DNA and Me

Several years ago, fascinated by the thought that I could find out where I came from—other than tales from the unreliable family—I chose to order a test kit to determine my genetic heritage.  May I say it took me more than an hour to collect enough spit to reach the required line on the test tube.

I dutifully sent off the packet and in return received more information than I wanted or needed.  Like I’m prone to cancer.  Well, since I already indicated in the questionnaire sent to me that I once had cancer, this was a “duh” moment.

None of these little asides about everything I could be prone to answered the main question: Where did I come from?  From my father’s side, 100 percent Eastern European.  From my mother’s, what had her pre-descendants been up to?  I hesitate to guess.  But my happiest moment in perusing the report was discovering I was two percent Neanderthal.  Yes!

Flash back oh so many years when I was in college and taking a course in physical anthropology.  It was one of my favorite courses of all times.  I just ate up the adventure of it all, the romance of evolution, how we came to exist and who else existed along side and before us.  Many’s the time during semester breaks when I would return home and make my way to the American Museum of Natural History, where they had evolutionary displays of human development.

Alas, I couldn’t make physical anthropology my career, as I have no head for details. 1066, 1215, 1776, sprinkle a few more in there, yeah, I get it.  But if I’m confronted with a medical form to fill out at a doctor’s office, I have no idea how many surgeries I have had or when they occurred.  My kids?  I remember their birthdays, but they have to tell me how old they are.  Unless I have a calculator at hand.

So what did I gain from this course—aside from the few dates with the instructor after the semester was over and I ended up with a A?  I think I gained an appreciation of how varied we all are, how we have evolved or devolved over the eons of time.  (As an aside, have you ever wondered what would have happened had you chose as a life partner someone else?  I often wonder about Ted and where life with him would have led.  Ethiopia, South Africa, the Pacific?  Or nowhere at all.)

Not being of a practical nature, I find myself in awe of how our civilizations evolved.  For example, how did people learn to use fire and take up animal skins to keep warm, how did they come to farm, invent the wheel, ride a horse, domesticate animals?  What leap did their minds take to move their cultures forward to a more stable and sustainable future, aside from wars, natural disasters and pandemics?

I tried once to make an arrowhead.  Let’s leave it at that.
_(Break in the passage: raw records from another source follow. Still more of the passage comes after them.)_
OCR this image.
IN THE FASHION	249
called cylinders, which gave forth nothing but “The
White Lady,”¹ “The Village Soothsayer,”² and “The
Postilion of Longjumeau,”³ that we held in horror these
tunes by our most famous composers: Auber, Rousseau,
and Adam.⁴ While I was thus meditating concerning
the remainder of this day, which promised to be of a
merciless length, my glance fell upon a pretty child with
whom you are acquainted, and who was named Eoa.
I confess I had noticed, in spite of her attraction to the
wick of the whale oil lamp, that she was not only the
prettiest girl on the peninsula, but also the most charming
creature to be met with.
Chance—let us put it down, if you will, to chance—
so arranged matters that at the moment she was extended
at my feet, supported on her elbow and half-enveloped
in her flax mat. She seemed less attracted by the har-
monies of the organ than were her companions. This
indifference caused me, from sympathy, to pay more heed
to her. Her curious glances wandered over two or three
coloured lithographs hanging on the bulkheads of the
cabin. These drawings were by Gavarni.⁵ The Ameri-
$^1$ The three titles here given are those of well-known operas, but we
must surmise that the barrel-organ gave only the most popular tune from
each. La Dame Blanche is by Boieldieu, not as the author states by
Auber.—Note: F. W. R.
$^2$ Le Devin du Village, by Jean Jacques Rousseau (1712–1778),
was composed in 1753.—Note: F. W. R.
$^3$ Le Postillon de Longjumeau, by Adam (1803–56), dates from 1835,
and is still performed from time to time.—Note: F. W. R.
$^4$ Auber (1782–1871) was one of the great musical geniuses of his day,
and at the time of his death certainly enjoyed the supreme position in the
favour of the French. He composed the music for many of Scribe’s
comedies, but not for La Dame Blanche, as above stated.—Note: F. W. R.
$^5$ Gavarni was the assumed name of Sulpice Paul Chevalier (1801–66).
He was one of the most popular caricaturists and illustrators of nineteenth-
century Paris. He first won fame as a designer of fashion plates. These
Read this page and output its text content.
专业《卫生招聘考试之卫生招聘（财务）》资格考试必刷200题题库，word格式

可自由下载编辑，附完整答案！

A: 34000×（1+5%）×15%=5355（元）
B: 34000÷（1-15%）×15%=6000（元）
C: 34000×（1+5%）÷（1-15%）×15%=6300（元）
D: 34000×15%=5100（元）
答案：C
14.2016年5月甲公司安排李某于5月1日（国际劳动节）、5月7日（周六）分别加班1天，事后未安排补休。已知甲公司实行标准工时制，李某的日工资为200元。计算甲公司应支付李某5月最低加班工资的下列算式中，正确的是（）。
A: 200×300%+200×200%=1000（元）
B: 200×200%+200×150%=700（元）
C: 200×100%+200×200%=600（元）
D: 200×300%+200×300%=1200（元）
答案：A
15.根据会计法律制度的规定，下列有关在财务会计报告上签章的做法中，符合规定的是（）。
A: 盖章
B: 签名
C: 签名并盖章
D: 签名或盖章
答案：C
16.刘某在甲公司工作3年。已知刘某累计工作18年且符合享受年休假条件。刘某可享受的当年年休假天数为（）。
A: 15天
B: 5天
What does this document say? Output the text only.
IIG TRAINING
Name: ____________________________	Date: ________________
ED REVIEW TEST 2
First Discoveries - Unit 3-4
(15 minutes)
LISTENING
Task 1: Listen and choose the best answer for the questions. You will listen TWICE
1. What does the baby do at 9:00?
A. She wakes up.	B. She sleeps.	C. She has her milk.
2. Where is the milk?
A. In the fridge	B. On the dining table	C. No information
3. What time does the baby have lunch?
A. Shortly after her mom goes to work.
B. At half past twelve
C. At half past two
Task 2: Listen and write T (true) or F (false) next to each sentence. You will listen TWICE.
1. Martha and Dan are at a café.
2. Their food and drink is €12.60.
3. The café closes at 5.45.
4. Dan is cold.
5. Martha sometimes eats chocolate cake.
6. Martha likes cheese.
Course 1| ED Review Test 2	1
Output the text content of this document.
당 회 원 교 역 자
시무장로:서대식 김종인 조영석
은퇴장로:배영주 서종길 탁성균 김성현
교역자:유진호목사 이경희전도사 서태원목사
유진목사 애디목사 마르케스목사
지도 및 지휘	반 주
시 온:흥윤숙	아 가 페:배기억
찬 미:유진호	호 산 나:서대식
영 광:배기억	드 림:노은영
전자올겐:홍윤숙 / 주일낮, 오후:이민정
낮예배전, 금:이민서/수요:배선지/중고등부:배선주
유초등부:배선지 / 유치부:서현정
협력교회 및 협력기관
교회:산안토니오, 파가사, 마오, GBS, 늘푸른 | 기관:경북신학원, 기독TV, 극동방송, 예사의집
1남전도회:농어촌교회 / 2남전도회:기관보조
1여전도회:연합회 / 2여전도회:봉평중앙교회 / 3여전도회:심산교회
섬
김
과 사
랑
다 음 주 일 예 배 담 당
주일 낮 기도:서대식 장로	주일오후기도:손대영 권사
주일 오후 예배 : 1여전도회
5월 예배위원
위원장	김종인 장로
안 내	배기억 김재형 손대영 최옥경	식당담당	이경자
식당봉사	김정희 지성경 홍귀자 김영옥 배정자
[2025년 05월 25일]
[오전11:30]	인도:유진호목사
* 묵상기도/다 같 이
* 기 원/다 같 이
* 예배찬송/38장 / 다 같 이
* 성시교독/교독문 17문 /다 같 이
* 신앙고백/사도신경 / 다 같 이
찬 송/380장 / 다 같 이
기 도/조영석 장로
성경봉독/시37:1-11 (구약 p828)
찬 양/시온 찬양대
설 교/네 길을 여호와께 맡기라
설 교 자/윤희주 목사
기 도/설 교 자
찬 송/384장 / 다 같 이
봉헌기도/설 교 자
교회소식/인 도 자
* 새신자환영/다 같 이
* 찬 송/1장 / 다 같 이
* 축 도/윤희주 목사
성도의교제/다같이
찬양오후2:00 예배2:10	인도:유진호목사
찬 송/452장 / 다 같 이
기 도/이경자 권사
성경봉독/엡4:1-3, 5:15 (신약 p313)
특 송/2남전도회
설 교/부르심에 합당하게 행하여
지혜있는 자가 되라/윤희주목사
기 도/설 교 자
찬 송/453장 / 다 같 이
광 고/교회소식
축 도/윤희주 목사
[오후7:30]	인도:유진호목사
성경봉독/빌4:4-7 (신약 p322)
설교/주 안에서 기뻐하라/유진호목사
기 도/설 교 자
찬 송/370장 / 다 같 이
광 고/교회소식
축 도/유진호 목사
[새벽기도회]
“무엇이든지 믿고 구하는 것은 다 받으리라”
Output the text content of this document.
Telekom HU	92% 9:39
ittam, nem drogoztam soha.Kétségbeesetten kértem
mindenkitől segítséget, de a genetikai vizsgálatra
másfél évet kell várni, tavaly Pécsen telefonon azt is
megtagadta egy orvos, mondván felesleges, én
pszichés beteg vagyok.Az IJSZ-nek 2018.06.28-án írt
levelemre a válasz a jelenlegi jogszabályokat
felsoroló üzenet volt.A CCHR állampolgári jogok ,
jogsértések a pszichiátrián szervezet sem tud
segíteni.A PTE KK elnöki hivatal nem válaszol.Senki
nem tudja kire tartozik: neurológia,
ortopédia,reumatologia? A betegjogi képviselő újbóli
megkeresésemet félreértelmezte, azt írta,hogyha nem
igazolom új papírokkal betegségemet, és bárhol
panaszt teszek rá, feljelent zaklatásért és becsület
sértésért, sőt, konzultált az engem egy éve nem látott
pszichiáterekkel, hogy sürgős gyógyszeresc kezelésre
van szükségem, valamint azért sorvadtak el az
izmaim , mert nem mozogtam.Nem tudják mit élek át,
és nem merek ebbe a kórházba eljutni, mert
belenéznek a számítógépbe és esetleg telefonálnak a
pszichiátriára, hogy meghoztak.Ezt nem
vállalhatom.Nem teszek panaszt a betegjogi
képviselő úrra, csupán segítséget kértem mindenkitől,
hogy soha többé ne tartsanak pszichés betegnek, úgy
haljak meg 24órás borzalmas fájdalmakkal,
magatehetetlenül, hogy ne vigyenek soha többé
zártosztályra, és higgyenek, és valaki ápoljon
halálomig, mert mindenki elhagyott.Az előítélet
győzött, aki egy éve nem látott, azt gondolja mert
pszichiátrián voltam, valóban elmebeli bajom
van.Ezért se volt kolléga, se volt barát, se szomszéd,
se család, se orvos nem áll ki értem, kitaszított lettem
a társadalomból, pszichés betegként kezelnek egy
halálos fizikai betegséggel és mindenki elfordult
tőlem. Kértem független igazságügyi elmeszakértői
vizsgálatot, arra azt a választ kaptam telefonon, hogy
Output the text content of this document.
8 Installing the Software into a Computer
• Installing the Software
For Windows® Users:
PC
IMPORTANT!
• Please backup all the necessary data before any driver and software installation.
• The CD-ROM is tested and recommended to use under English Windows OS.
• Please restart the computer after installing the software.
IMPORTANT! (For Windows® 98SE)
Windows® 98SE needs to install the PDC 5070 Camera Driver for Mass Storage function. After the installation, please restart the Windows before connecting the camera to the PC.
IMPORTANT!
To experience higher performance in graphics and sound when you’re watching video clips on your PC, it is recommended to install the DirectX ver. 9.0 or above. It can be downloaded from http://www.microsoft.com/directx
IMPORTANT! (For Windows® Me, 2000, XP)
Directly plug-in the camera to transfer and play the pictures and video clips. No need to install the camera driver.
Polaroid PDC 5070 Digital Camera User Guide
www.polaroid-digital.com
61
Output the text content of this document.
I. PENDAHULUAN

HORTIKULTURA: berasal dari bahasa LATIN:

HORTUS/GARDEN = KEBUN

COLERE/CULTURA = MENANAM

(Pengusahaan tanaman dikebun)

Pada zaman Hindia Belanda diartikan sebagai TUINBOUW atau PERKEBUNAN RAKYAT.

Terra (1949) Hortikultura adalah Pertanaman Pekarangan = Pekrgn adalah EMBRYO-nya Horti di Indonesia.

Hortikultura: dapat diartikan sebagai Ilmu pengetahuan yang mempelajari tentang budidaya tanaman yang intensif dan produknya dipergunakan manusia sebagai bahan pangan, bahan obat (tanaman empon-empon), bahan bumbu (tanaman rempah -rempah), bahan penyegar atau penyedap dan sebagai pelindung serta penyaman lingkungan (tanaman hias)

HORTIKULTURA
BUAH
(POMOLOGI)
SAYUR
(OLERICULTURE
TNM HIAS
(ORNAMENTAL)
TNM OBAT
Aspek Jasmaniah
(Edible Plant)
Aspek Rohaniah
I tried.

I’ve been fortunate to have been able to travel to many places on Earth, but I suppose my favorite place was always to be close to the cradle of civilization.  In my constant readings on the Near East, I was excited to learn that in Israel there were digs that produced evidence of a Neanderthal presence.  So there we were, my husband and I, in Hakuk, above the Sea of Galilee, my favorite place, and we decided to explore.  What should we come across but cliffs under which the Neanderthal sheltered.  Did I know at the time of my genetic heritage or did I just feel an ancestral yearning?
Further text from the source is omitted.